The results are in the attachment.

When the variables are declared as NOT registers, the loop is unrolled as follows:
$C$L1:
LDR           R0, $C$CON1
LDR           R12, [R0]
ADD           R12, R12, #0x1
STR           R12, [R0]
LDR           R12, $C$CON2
LDR           R0, $C$CON1
LDR           R12, [R12]
LDR           R0, [R0]
CMP           R12, R0
BGT           $C$L1

The variables i and max are retrieved from memory each iteration, compromising the performance.

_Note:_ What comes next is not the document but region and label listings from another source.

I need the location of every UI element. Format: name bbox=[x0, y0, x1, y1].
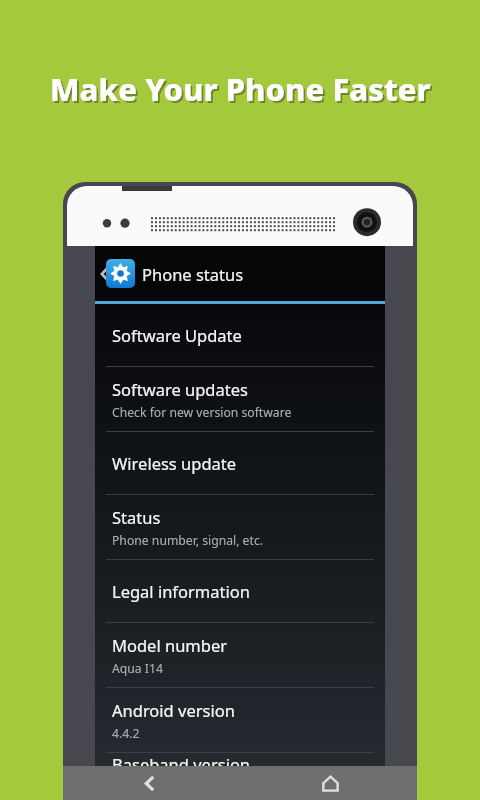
staticText: Phone number, signal, etc. bbox=[112, 532, 264, 549]
button[interactable]: Back bbox=[95, 246, 385, 301]
staticText: Model number bbox=[112, 634, 228, 656]
other: Back bbox=[97, 263, 113, 285]
button[interactable]: Software Update bbox=[95, 304, 385, 366]
button[interactable]: Status bbox=[95, 495, 385, 559]
staticText: Software updates bbox=[112, 378, 248, 400]
staticText: Aqua I14 bbox=[112, 660, 163, 677]
staticText: Android version bbox=[112, 699, 235, 721]
staticText: Legal information bbox=[112, 580, 250, 602]
staticText: Make Your Phone Faster bbox=[50, 68, 431, 110]
button[interactable]: Model number bbox=[95, 623, 385, 687]
staticText: Software Update bbox=[112, 324, 242, 346]
staticText: 4.4.2 bbox=[112, 725, 140, 742]
button[interactable]: Legal information bbox=[95, 560, 385, 622]
staticText: Make Your Phone Faster bbox=[52, 70, 433, 112]
staticText: Phone status bbox=[142, 263, 244, 285]
button[interactable]: Back bbox=[142, 774, 157, 793]
staticText: Baseband version bbox=[112, 753, 251, 766]
button[interactable]: Software updates bbox=[95, 367, 385, 431]
button[interactable]: Android version bbox=[95, 688, 385, 752]
button[interactable]: Baseband version bbox=[95, 753, 385, 766]
staticText: Status bbox=[112, 506, 161, 528]
button[interactable]: Wireless update bbox=[95, 432, 385, 494]
staticText: Check for new version software bbox=[112, 404, 292, 421]
button[interactable]: Home bbox=[322, 775, 339, 792]
staticText: Wireless update bbox=[112, 452, 237, 474]
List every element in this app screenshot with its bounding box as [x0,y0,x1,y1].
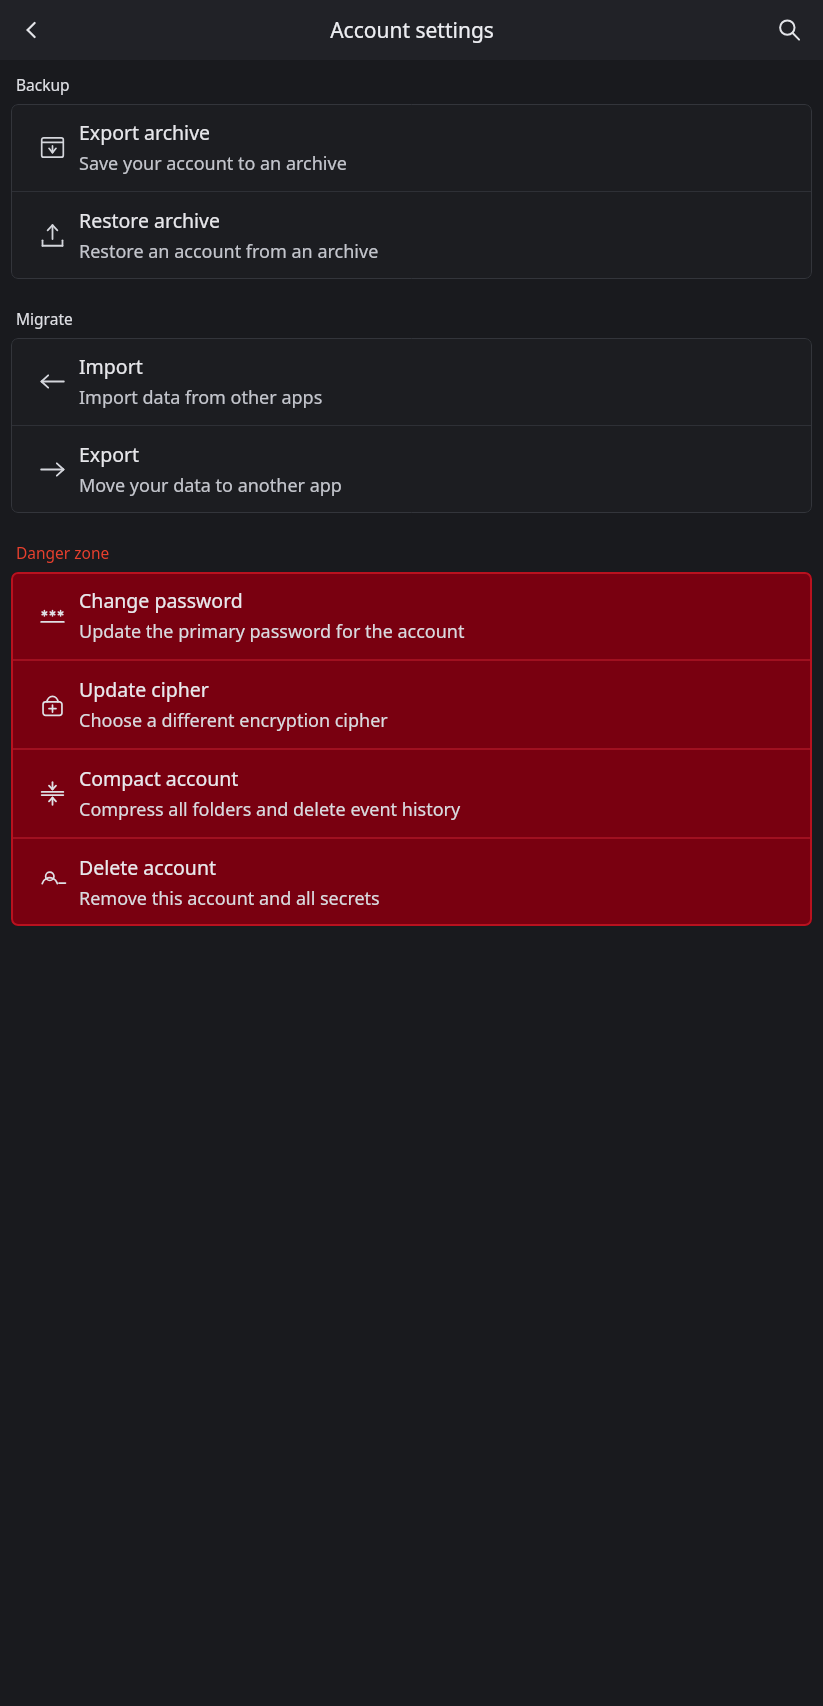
staticText: Restore archive [79,207,220,234]
button[interactable]: Export archive [11,104,812,191]
staticText: Account settings [330,16,494,45]
button[interactable]: Change password [11,572,812,659]
staticText: Update cipher [79,676,209,703]
button[interactable]: Compact account [11,750,812,837]
staticText: Import data from other apps [79,385,323,410]
staticText: Migrate [16,308,73,329]
button[interactable]: Update cipher [11,661,812,748]
staticText: Save your account to an archive [79,151,347,176]
staticText: Export archive [79,119,211,146]
button[interactable]: Export [11,426,812,513]
staticText: Move your data to another app [79,473,342,498]
button[interactable]: Back [8,6,56,54]
button[interactable]: Delete account [11,839,812,926]
staticText: Remove this account and all secrets [79,886,380,911]
staticText: Delete account [79,854,216,881]
staticText: Danger zone [16,542,110,563]
staticText: Compact account [79,765,239,792]
staticText: Choose a different encryption cipher [79,708,388,733]
staticText: Compress all folders and delete event hi… [79,797,461,822]
button[interactable]: Restore archive [11,192,812,279]
staticText: Export [79,441,140,468]
button[interactable]: Search [765,6,813,54]
staticText: Import [79,353,143,380]
staticText: Backup [16,74,70,95]
button[interactable]: Import [11,338,812,425]
staticText: Restore an account from an archive [79,239,379,264]
staticText: Change password [79,587,243,614]
staticText: Update the primary password for the acco… [79,619,465,644]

When variables i and max are declared as registers, the loop unfolds as:
$C$L1:
ADD           R12, R12, #0x1
CMP           R4, R12
BGT           $C$L1
what eliminates the need to grab to the memory, giving considerable boost.

Conclusions:
1) The execution time for extreme cases differs by a factor of 50!!!
2) Observe assembler code to pinpoint bottlenecks.

Best regards
Przemyslaw Baranski

  • Appreciate your work!!  make sense when I cache is on and  making both variable as register than considerable boost can be achieved. Thanks.

  • Hi Nikunj!
    Thanks for your interest.
    1) For some cases I calculated MIPS measure and also compared results with ARM7 microcontroller clocked at 55MHz, the program being fed from from RAM. The oldie ARM7 (@55MHz) seems to outperform ARM9 (@300MHz) with the latter not using ICache.
    2) Regarding ARM9 on OMAP-L138, some people say that running program from ARM memory should give better results than from shared memory. The results shows however sth else. I guess, running from ARM memory might bring better results when the SCR is being used by other peripherals and thus access to shared memory is queued.


    Best regards

    Przemyslaw Baranski

  • you are absolutely right, ARM will have best performance than shared memory only when SCR is used by some other peripherals, just because of queue of shared memory. 

    If performance enhancement is your area of interest than you should try for SIMD instruction set for NEON architecture.